Gay and lesbian couples will not have to worry about breaking any rules or regulations of the mall if they hold hands while perusing the shops or even if they share a kiss, Brewer said.
“There is no difference between how gay and straight couples will be treated and City Creek will follow the same stipulations that other Taubman properties use. There are no different rules and the LDS Church will not be influencing any of the rules or regulations,” Brewer said. “It’s not just gay and lesbian shoppers who were concerned about visiting City Creek but we want to make sure everyone is aware that they are welcome.”

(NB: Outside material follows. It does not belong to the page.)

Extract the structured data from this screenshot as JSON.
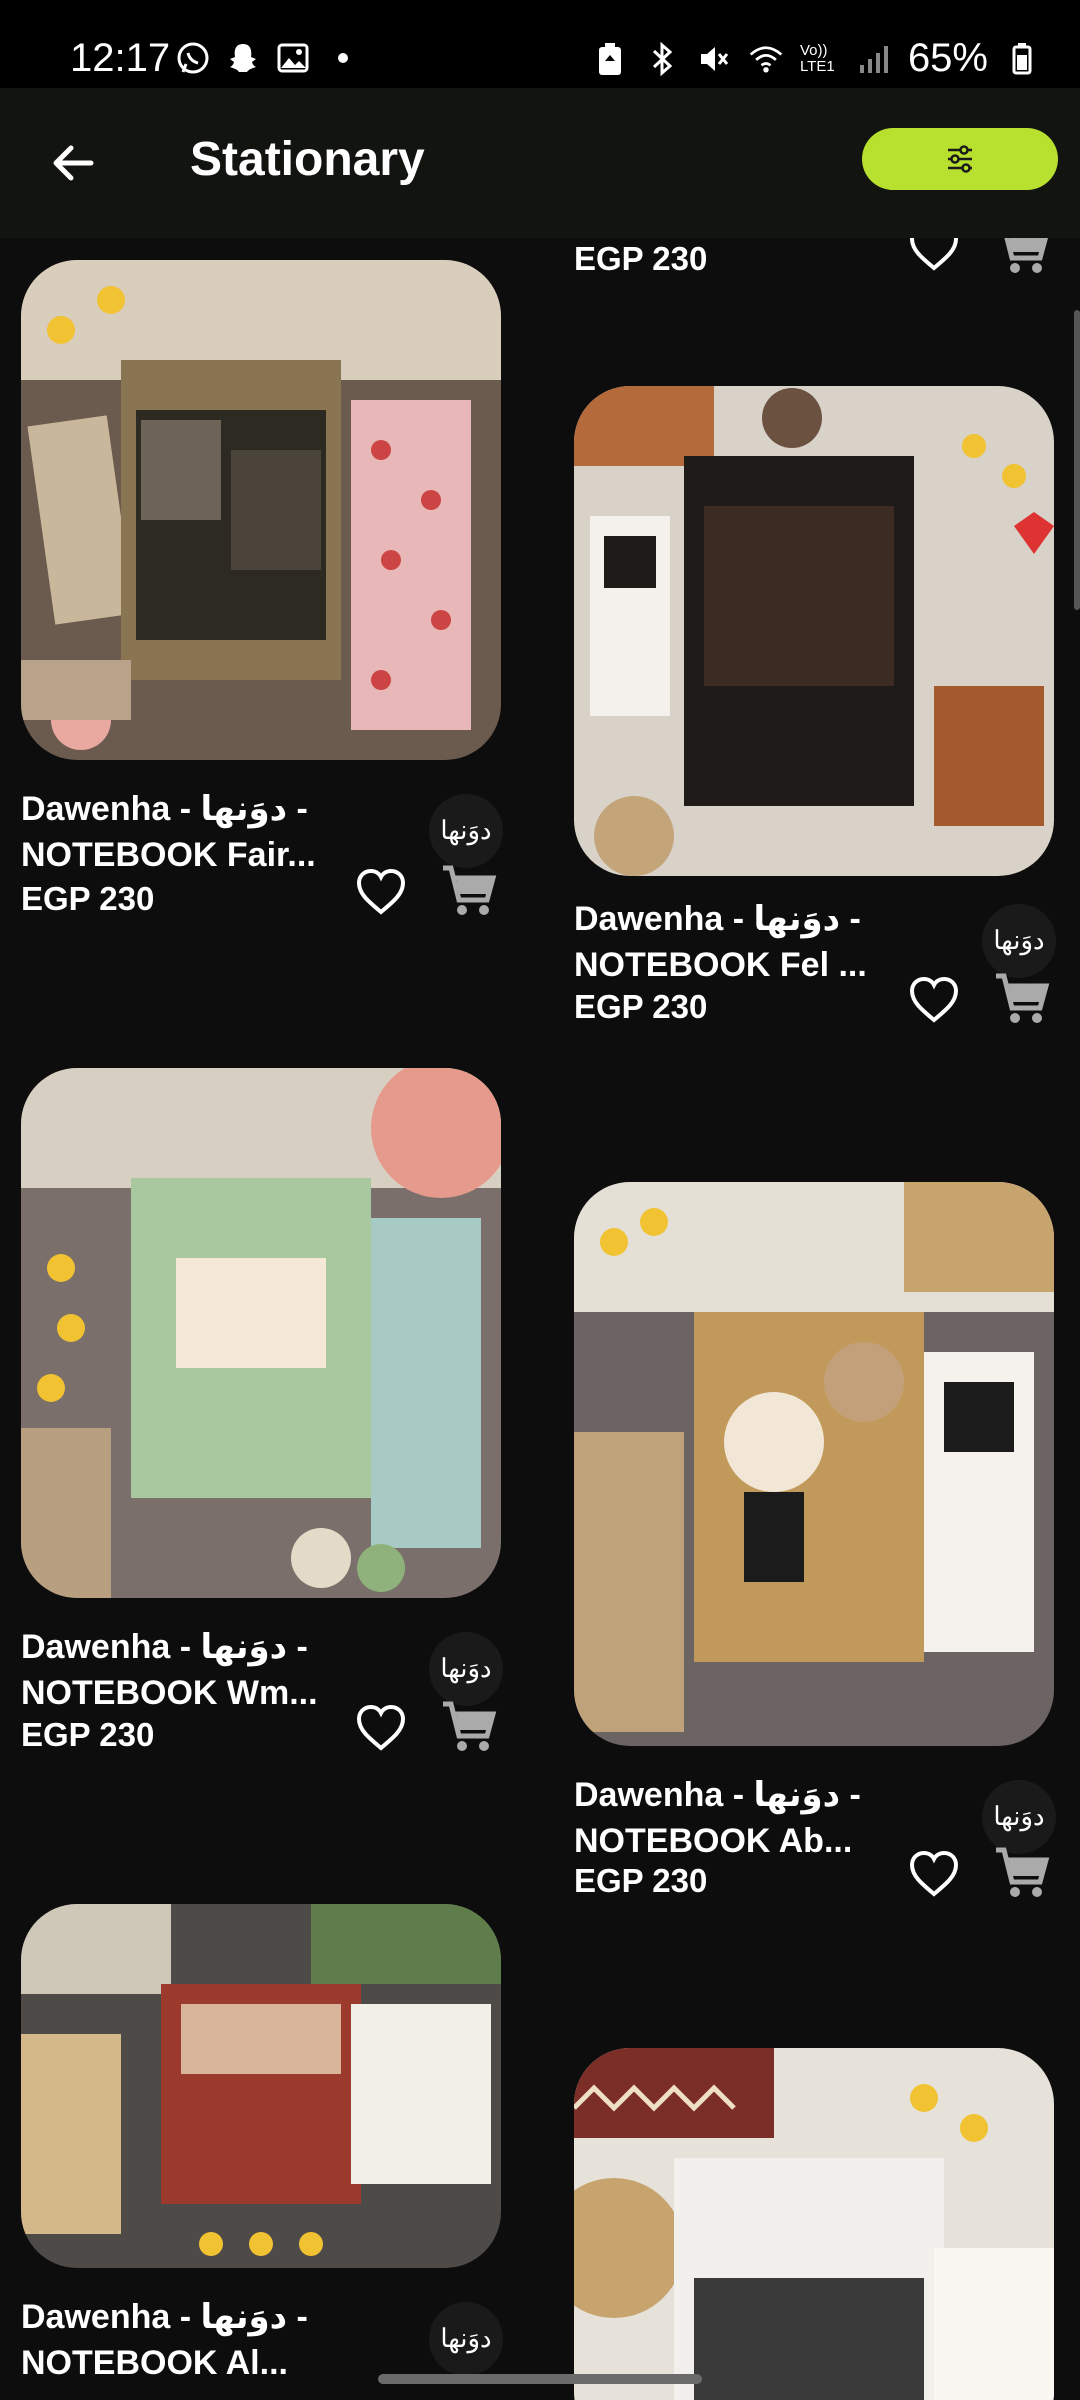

Despite having a middle-management company between the shoppers and dollars going directly to the LDS Church, many Utah gays and lesbians are still voicing concern. The Mormon faith does not allow gays and lesbians to date or marry. While the checkered and difficult past includes a changing of doctrine, the current stance is that gays and lesbians should remain celibate and attempt to change their sexuality to fit cultural norms whenever possible. The Mormon Church also became embroiled in scandal when leaders encouraged members to donate time and money to a campaign to ban gay marriage in California.
“I vote with my money. I do not shop at a facility that contributes or donates to advocating government force that is used against another group of individuals,” said one poll participant.
“I don’t have a problem shopping at places owned by Mormons, however, I will not shop at a place owned by the Church itself because I don’t want my money going to the Church so they can pull the same shit they did during prop. 8,” said another.
With other high-end and local retail shops around the city, it appears likely that many Utah queers will spend their dollars elsewhere.
However, many of the companies that will be opening in City Creek Center offer comprehensive nondiscrimination policies and domestic-partnership benefits. The Human Rights Campaign’s Corporate Equality Index, which grades companies on treatment of queers, has given perfect scores to some of the businesses opening in City Creek. Nordstrom received a 100 percent score, even offering transgender-inclusive health care policies. Macys and Tiffany & Co. both received 90 percent scores. Jewelry retailer PANDORA was not graded by the HRC, but it requires employee sensitivity training and operates under a self-imposed nondiscrimination policy.
“As part of this commitment we have made a pledge to advancing responsible business practices within human rights, sound working conditions, environmental issues and business ethics. Thus, we have issued a set of mandatory polices that all PANDORA employees are required to follow and we constantly encourage all business partners to take up similar procedures,” a company representative said in a statement.
Poll responders cited various reasons to avoid the new center and while ownership was a large concern, there are others who are concerned about shopping locally and sustainably. Despite individual companies within the mall and the operators of the retail stores, many Utah queers have promised to shop elsewhere. And while overly broad definitions of where queers will shop are speculative, it seems that Utah queers view the situation at City Creek Center as unique.